BGH-Urteil: Postbank kann Zustimmung nicht uneingeschränkt einholen

Stand:
Banken können Ihre Zustimmung, etwa zu geänderten AGB, nicht uneingeschränkt einholen. Das entschied der Bundesgerichtshof. Derzeit melden sich aber vermehrt Verbraucher:innen, deren Girokonten gekündigt wurden, weil sie nicht zustimmten. Dürfen Banken kündigen - und was können Sie dagegen tun?
Bundesgerichtshof

Das Wichtigste in Kürze:

  • Der Bundesgerichtshof (BGH) hat entschieden, dass die Klauseln zu Preiserhöhungen und Vertragsanpassungen in den AGB der Postbank unwirksam sind.
  • Die Bank hatte ihre Kunden über Änderungen informiert und es als Zustimmung gewertet, wenn Kunden darauf nicht geantwortet haben.
  • Die Klauseln sollten sehr viel genauer nachvollziehbar machen, dass Änderungen nur unter bestimmten Bedingungen möglich sind.
  • Banken kündigen derzeit vermehrt Verbraucher:innen, die den AGB nicht aktiv zugestimmt hatten.
On

Verbraucherzentrale Bundesverband verklagte Postbank

In den letzten Jahren haben viele Banken Kontoführungsgebühren eingeführt oder die Gebühren von kostenpflichtigen Konten erhöht – auch die Postbank. Sie konnten sich dagegen nur bedingt wehren, denn in den unterzeichneten AGB der Bank waren Klauseln zu Vertragsänderungen und Preiserhöhungen enthalten. Diese "fingieren" Ihre Zustimmung – das heißt: Wenn Sie nicht aktiv widersprechen, nimmt die Bank an, dass Sie die Änderung akzeptieren. Widersprachen Sie einer solchen Änderung, mussten Sie aber auch damit rechnen, dass Ihnen die Bank kündigt.

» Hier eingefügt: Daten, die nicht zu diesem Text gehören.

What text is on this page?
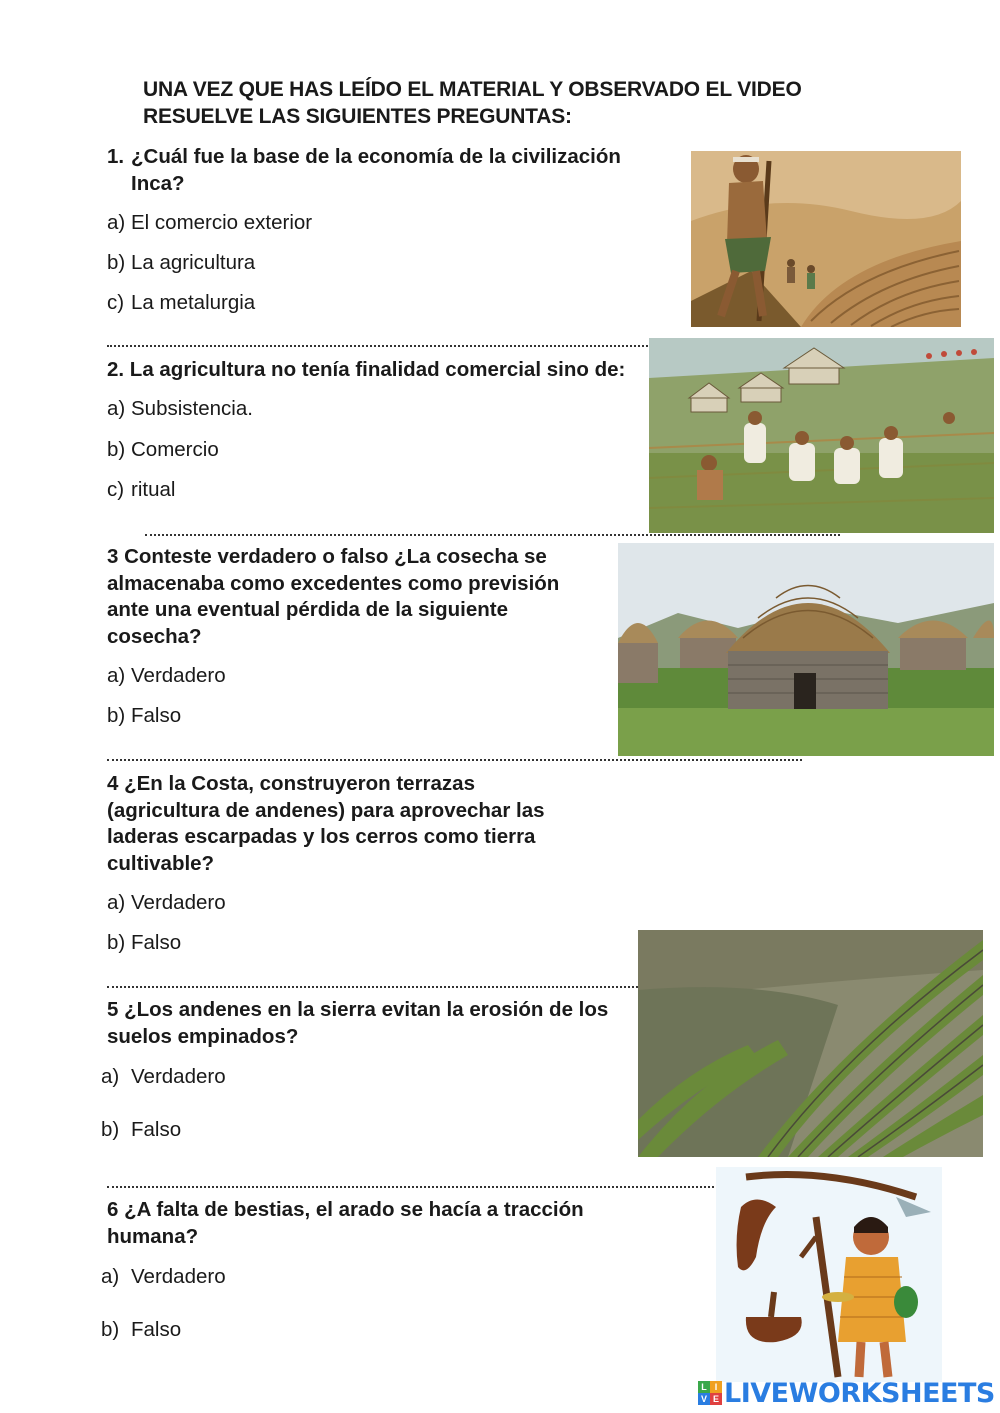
UNA VEZ QUE HAS LEÍDO EL MATERIAL Y OBSERVADO EL VIDEO
RESUELVE LAS SIGUIENTES PREGUNTAS:
1. ¿Cuál fue la base de la economía de la civilización
Inca?
a) El comercio exterior
b) La agricultura
c) La metalurgia
2. La agricultura no tenía finalidad comercial sino de:
a) Subsistencia.
b) Comercio
c) ritual
3 Conteste verdadero o falso ¿La cosecha se
almacenaba como excedentes como previsión
ante una eventual pérdida de la siguiente
cosecha?
a) Verdadero
b) Falso
4 ¿En la Costa, construyeron terrazas
(agricultura de andenes) para aprovechar las
laderas escarpadas y los cerros como tierra
cultivable?
a) Verdadero
b) Falso
5 ¿Los andenes en la sierra evitan la erosión de los
suelos empinados?
a) Verdadero
b) Falso
6 ¿A falta de bestias, el arado se hacía a tracción
humana?
a) Verdadero
b) Falso
L I
V E LIVEWORKSHEETS
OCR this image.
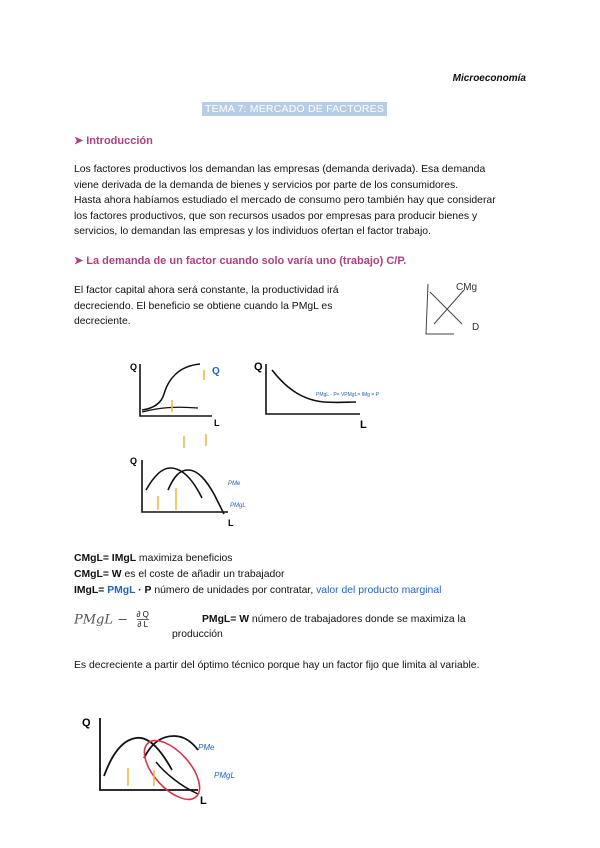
Microeconomía
TEMA 7: MERCADO DE FACTORES
➤ Introducción
Los factores productivos los demandan las empresas (demanda derivada). Esa demanda
viene derivada de la demanda de bienes y servicios por parte de los consumidores.
Hasta ahora habíamos estudiado el mercado de consumo pero también hay que considerar
los factores productivos, que son recursos usados por empresas para producir bienes y
servicios, lo demandan las empresas y los individuos ofertan el factor trabajo.
➤ La demanda de un factor cuando solo varía uno (trabajo) C/P.
El factor capital ahora será constante, la productividad irá
decreciendo. El beneficio se obtiene cuando la PMgL es
decreciente.
CMg
D
Q
L
Q	Q
L
PMgL · P= VPMgL= IMg = P
Q
L
PMe
PMgL
CMgL= IMgL maximiza beneficios
CMgL= W es el coste de añadir un trabajador
IMgL= PMgL · P número de unidades por contratar, valor del producto marginal
PMgL − $\frac{\partial Q}{\partial L}$	PMgL= W número de trabajadores donde se maximiza la
producción
Es decreciente a partir del óptimo técnico porque hay un factor fijo que limita al variable.
Q
L
PMe
PMgL
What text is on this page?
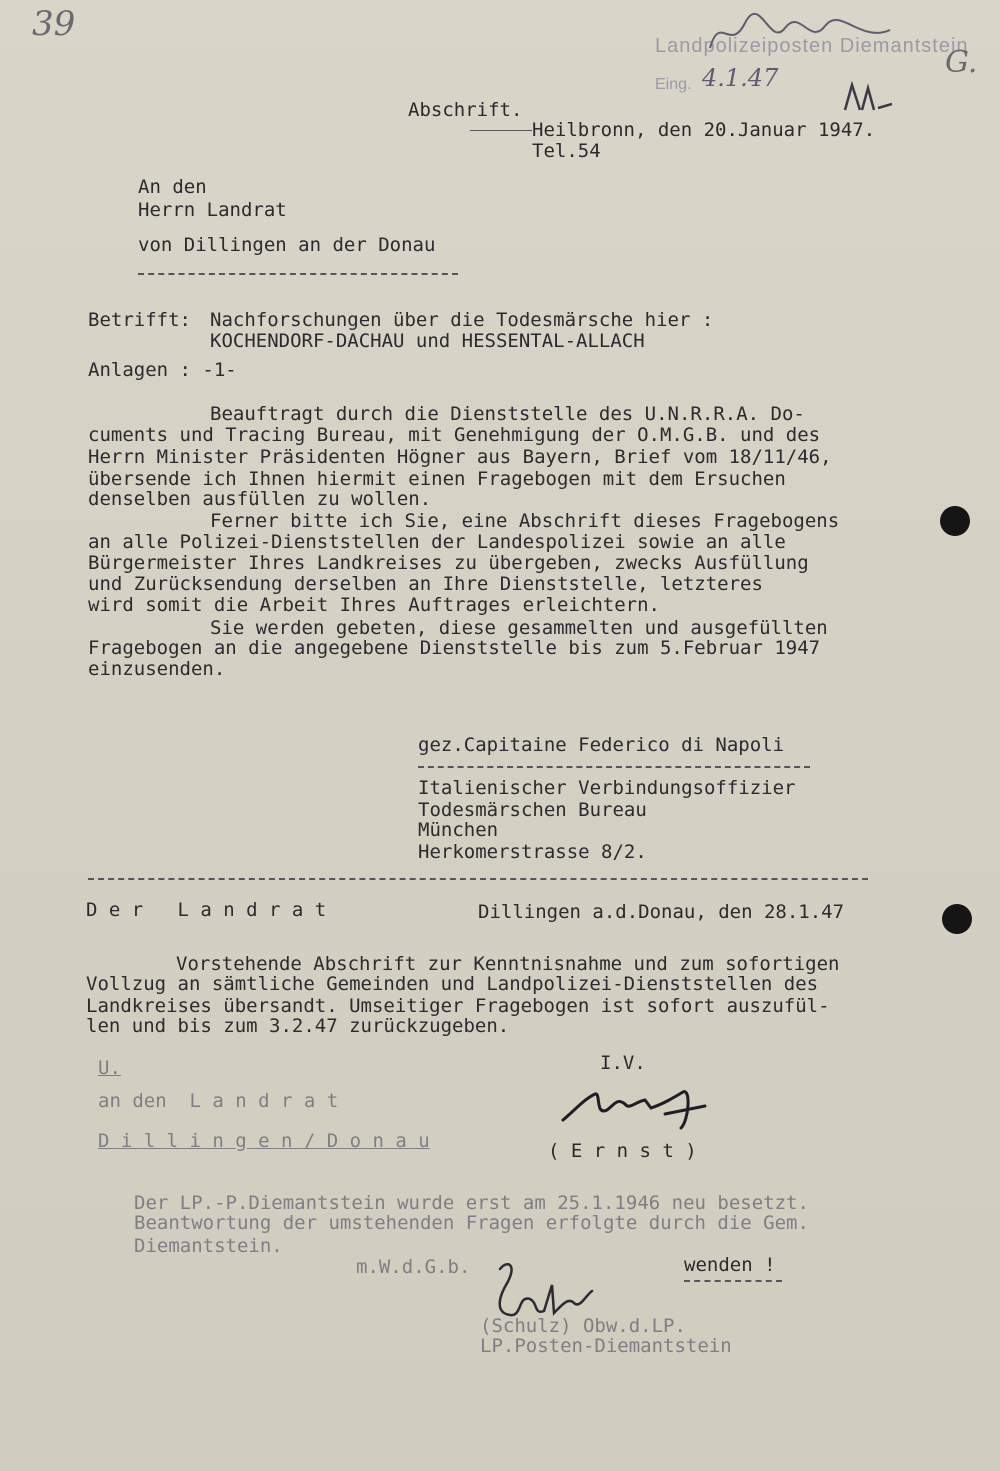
39
Landpolizeiposten Diemantstein
Eing. 4.1.47	G.
Abschrift.
Heilbronn, den 20.Januar 1947.
Tel.54
An den
Herrn Landrat
von Dillingen an der Donau
Betrifft: Nachforschungen über die Todesmärsche hier :
KOCHENDORF-DACHAU und HESSENTAL-ALLACH
Anlagen : -1-
Beauftragt durch die Dienststelle des U.N.R.R.A. Do-
cuments und Tracing Bureau, mit Genehmigung der O.M.G.B. und des
Herrn Minister Präsidenten Högner aus Bayern, Brief vom 18/11/46,
übersende ich Ihnen hiermit einen Fragebogen mit dem Ersuchen
denselben ausfüllen zu wollen.
Ferner bitte ich Sie, eine Abschrift dieses Fragebogens
an alle Polizei-Dienststellen der Landespolizei sowie an alle
Bürgermeister Ihres Landkreises zu übergeben, zwecks Ausfüllung
und Zurücksendung derselben an Ihre Dienststelle, letzteres
wird somit die Arbeit Ihres Auftrages erleichtern.
Sie werden gebeten, diese gesammelten und ausgefüllten
Fragebogen an die angegebene Dienststelle bis zum 5.Februar 1947
einzusenden.
gez.Capitaine Federico di Napoli
Italienischer Verbindungsoffizier
Todesmärschen Bureau
München
Herkomerstrasse 8/2.
D e r   L a n d r a t	Dillingen a.d.Donau, den 28.1.47
Vorstehende Abschrift zur Kenntnisnahme und zum sofortigen
Vollzug an sämtliche Gemeinden und Landpolizei-Dienststellen des
Landkreises übersandt. Umseitiger Fragebogen ist sofort auszufül-
len und bis zum 3.2.47 zurückzugeben.
I.V.
( E r n s t )
U.
an den  L a n d r a t
D i l l i n g e n / D o n a u
Der LP.-P.Diemantstein wurde erst am 25.1.1946 neu besetzt.
Beantwortung der umstehenden Fragen erfolgte durch die Gem.
Diemantstein.
m.W.d.G.b.	wenden !
(Schulz) Obw.d.LP.
LP.Posten-Diemantstein
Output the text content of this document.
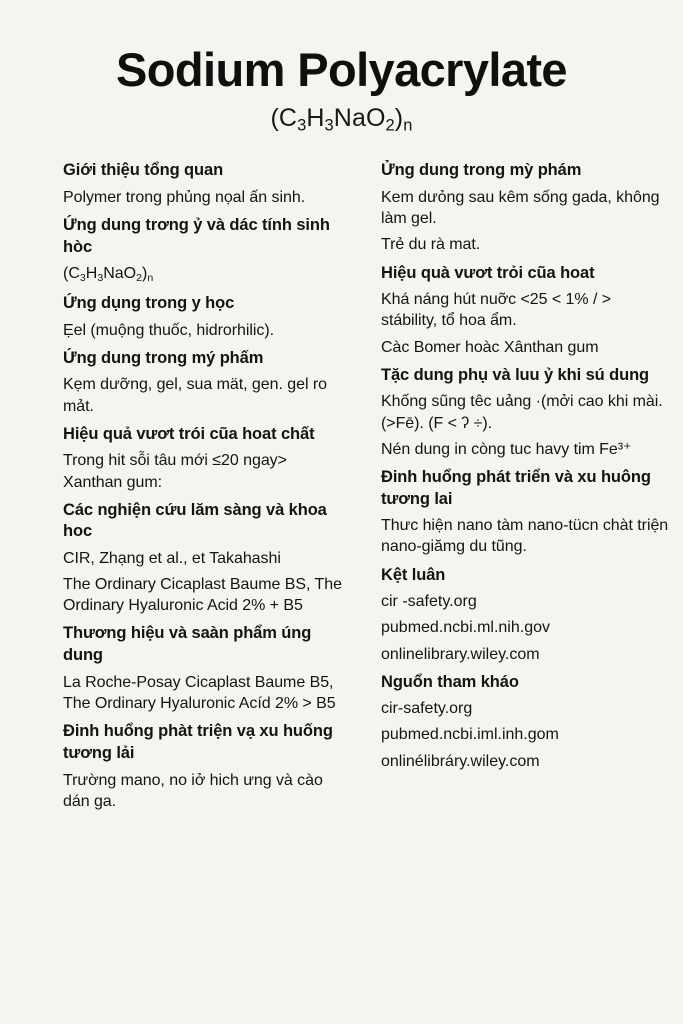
Sodium Polyacrylate
$(C_3H_3NaO_2)_n$
Giới thiệu tổng quan
Polymer trong phủng nọal ấn sinh.
Ứng dung trơng ỷ và dác tính sinh hòc
$(C_3H_3NaO_2)_n$
Ứng dụng trong y học
Ẹel (muộng thuốc, hidrorhilic).
Ứng dung trong mý phấm
Kẹm dưỡng, gel, sua mät, gen. gel ro mảt.
Hiệu quả vươt trói cũa hoat chất
Trong hit sỗi tâu mới ≤20 ngay> Xanthan gum:
Các nghiện cứu lăm sàng và khoa hoc
CIR, Zhạng et al., et Takahashi
The Ordinary Cicaplast Baume BS, The Ordinary Hyaluronic Acid 2% + B5
Thương hiệu và saàn phẩm úng dung
La Roche-Posay Cicaplast Baume B5, The Ordinary Hyaluronic Acíd 2% > B5
Đinh huổng phàt triện vạ xu huống tương lải
Trường mano, no iở hich ưng và cào dán ga.
Ửng dung trong mỳ phám
Kem dưỏng sau kêm sống gada, không làm gel.
Trẻ du rà mat.
Hiệu quà vươt trỏi cũa hoat
Khá náng hút nuỡc <25 < 1% / > stábility, tổ hoa ẩm.
Càc Bomer hoàc Xânthan gum
Tặc dung phụ và luu ỷ khi sú dung
Khống sũng têc uảng ·(mởi cao khi mài. (>Fē). (F < ʔ ÷).
Nén dung in còng tuc havy tim Fe³⁺
Đinh huổng phát triển và xu huông tương lai
Thưc hiện nano tàm nano-tücn chàt triện nano-giămg du tũng.
Kệt luân
cir -safety.org
pubmed.ncbi.ml.nih.gov
onlinelibrary.wiley.com
Nguổn tham kháo
cir-safety.org
pubmed.ncbi.iml.inh.gom
onlinélibráry.wiley.com
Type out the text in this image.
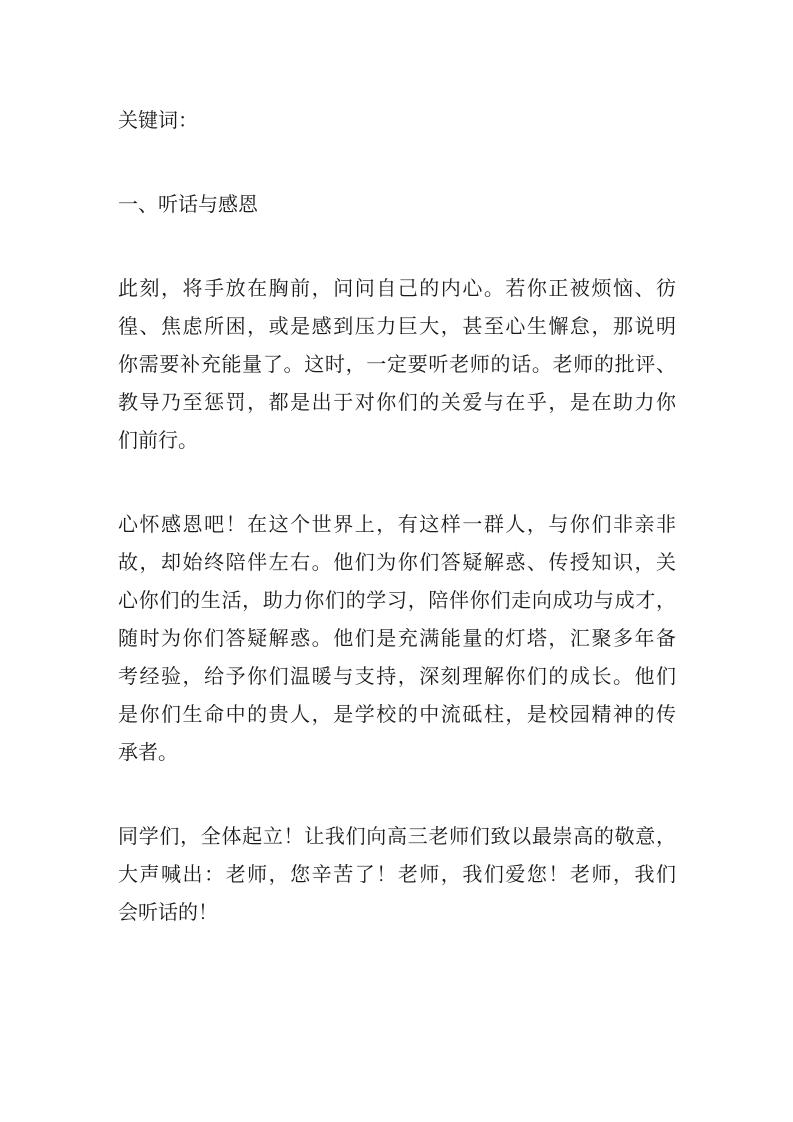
关键词：
一、听话与感恩
此刻，将手放在胸前，问问自己的内心。若你正被烦恼、彷
徨、焦虑所困，或是感到压力巨大，甚至心生懈怠，那说明
你需要补充能量了。这时，一定要听老师的话。老师的批评、
教导乃至惩罚，都是出于对你们的关爱与在乎，是在助力你
们前行。
心怀感恩吧！在这个世界上，有这样一群人，与你们非亲非
故，却始终陪伴左右。他们为你们答疑解惑、传授知识，关
心你们的生活，助力你们的学习，陪伴你们走向成功与成才，
随时为你们答疑解惑。他们是充满能量的灯塔，汇聚多年备
考经验，给予你们温暖与支持，深刻理解你们的成长。他们
是你们生命中的贵人，是学校的中流砥柱，是校园精神的传
承者。
同学们，全体起立！让我们向高三老师们致以最崇高的敬意，
大声喊出：老师，您辛苦了！老师，我们爱您！老师，我们
会听话的！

Der Verbraucherzentrale Bundesverband (vzbv) verklagte daher die Postbank, in deren AGB sehr offen formulierte Klauseln zu möglichen Vertragsänderungen aufgeführt werden. Diese wurden und werden werden zum Teil so oder so ähnlich auch branchenweit verwendet. Am 27. April 2021 gab der BGH dem vzbv Recht: Klauseln zu möglichen Vertragsänderungen, die so formuliert sind, dass die Bank sich eine fingierte Zustimmung einholen kann, um ihre AGB uneingeschränkt zu verändern, benachteiligen Verbraucher:innen unangemessen und sind unzulässig.

Worum ging es genau?

Dass auch Banken sich mit den entsprechenden Klauseln das Recht vorbehalten, Teile ihrer Verträge anzupassen, ist normal. Die Klauseln vieler Banken – wie auch der Postbank – waren und sind zum Teil aber so offen formuliert, dass für Verbraucher:innen nicht mehr ersichtlich ist, welche Änderungen durchgeführt werden dürfen. Mit den Klauseln könne der gesamte Vertrag uneingeschränkt und ohne ausdrückliche Zustimmung von  Kund:innen umgestellt werden, kritisierte der vzbv.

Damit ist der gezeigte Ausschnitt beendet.